Word Count: 951
“Is there a problem, Luca?” the shrink lady asked. I’d kicked off. So sue me. They knew I had a volatile personality, that I was impulsive and violent; they’d already seen that. A nurse had heard the commotion and by the time she got there I’d already knocked out two orderlies, and was fighting with another, screaming at them to let me out of that place.
I slouched into the back of the sofa, my arms folded across my chest, literally trying to dodge her question.
“You keep calling me that, for a start,” I growled at the wall to my right.
“Well what would you- look at me, please,” I didn’t. “Please, Mr. Morgan, I’m here to help you. What would you like me to call you?” I glanced over at her. She was the only person I’d seen so far not dressed in white. The room we were in was painted a sort of warm peachy color, there was a fake pot plant in the corner and there was even a window that afforded me a view of the compound we were in. They’d thrown up some sort of military protection around the hospital, and frankly it looked like a prison more than a hospital now.
“Why is there half an army outside this hospital?” I asked.
She hesitated, not looking much like she wanted to discuss the matter. But she could see the soldiers walking around outside with their guns out and the barbed wire fences that had gone up around the parking lot, and probably the rest of the hospital too. “You know what a vaccine is, don’t you, Mr. Morgan?”
“No,” I shrugged, “didn’t really go to school after my grandma died.”
“Well, it’s a watered down version of the virus, really. Dead, or half dead cells that teach your body how to fight the disease off. We haven’t found the right combination of chemicals that allow your body to learn it properly yet. As I’m sure you’re aware, most drug trials run for a long time on lab animals before being brought out to the human population, but with this one we haven’t had time,” she looked at me. I was still watching one of the soldiers. He looked… scared, from what I could see at this distance. He didn’t want to be within a hundred miles of this place.

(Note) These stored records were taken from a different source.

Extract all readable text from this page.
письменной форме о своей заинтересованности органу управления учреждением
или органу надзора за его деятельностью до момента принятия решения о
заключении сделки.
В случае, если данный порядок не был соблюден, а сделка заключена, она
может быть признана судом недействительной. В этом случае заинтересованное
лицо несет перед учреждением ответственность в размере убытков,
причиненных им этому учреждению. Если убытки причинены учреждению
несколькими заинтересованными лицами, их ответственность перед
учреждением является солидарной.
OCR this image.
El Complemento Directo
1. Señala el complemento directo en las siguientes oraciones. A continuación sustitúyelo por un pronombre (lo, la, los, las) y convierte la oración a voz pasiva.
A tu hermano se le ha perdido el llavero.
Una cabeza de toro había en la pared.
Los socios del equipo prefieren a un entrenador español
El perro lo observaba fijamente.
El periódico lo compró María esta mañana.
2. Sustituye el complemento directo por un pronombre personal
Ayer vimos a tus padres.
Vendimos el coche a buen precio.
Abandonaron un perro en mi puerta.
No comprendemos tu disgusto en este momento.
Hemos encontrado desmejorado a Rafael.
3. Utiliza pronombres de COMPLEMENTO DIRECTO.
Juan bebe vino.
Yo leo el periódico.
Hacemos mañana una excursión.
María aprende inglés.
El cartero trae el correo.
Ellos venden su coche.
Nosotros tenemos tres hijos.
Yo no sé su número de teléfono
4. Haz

“So what you’re saying is we’re trapped in here because any one of us could be infected and spread it around Reno,” I glanced over at her again. She didn’t want to say it outright, but I could see it in her eyes. “That’s what you’re saying isn’t it?”
“We can’t risk anything, Mr. Morgan. The situation is already a disaster, we can’t afford to make it any worse.”
“And what I saw in that ward was real, wasn’t it?” I looked straight at her this time, leaning forward. She shifted her position so she was leaning away from me and down to the side. This move, I’d learnt over the years, meant that someone had something to hide. “Tell me. You’re hiding something I can see it. You don’t spend years winning poker games without learning to read people. Tell me,” I repeated a little more forcefully.
“It’s classified,” she said. I growled. For a shrink, she was doing a very bad job of questioning me; it looked like it was going the other way.
“Well we’ve already established that those guys out there are there to keep us in, rather than keep stuff out!” I yelled, losing my temper, “and whatever this stupid, shitty disease is, it’s probably going to kill me at some point in here anyway, so you might as well just fucking tell me!” By this point I was stood over her, my fists balled, ready to do some serious damage to this woman that was now defensively curled up on herself in her seat, sobbing out of fear. The two orderlies outside the room burst in when they heard me shouting and rushed over to restrain me. They dragged me down to the floor, telling me to calm the fuck down because, y’know, this is me. I wasn’t going to go down quietly.
“Yes!” the shrink screamed over the noise, “what you saw was real,” she was crying openly now. There was a split second there where I was so shocked into silence that I fell still and the orderlies jumped on the chance to handcuff me and pin me to the floor. I guess they must have been expecting outbursts like this. Either that or they just felt like carrying police issue handcuffs around with them that day. Struggling again earned me a heavy dose of tranqs straight in the neck.
When I came to, I was tied down to a hospital bed with those wrist and ankle cuffs you see them use on the mental patients in movies. There was an IV going into one arm and a nurse was taking blood samples from the other.
“Wadderu doin?” I slurred, not exactly with it. My head felt heavy and my body wouldn’t respond to what I was telling it to do. If I hadn’t been drugged up so much, well let’s just say I wouldn’t have been sitting there letting them do anything to me. I realize there’s only so much you can do when you’re cuffed to a bed, but it’s letting them know you’re not about to give up that counts, right?
“Good morning, Luca,” the nurse smiled at me.
“Fu’ off,” I grumbled, closing my eyes. I wasn’t going to let the drugs make me sleep again, I just wanted to rest my eyes.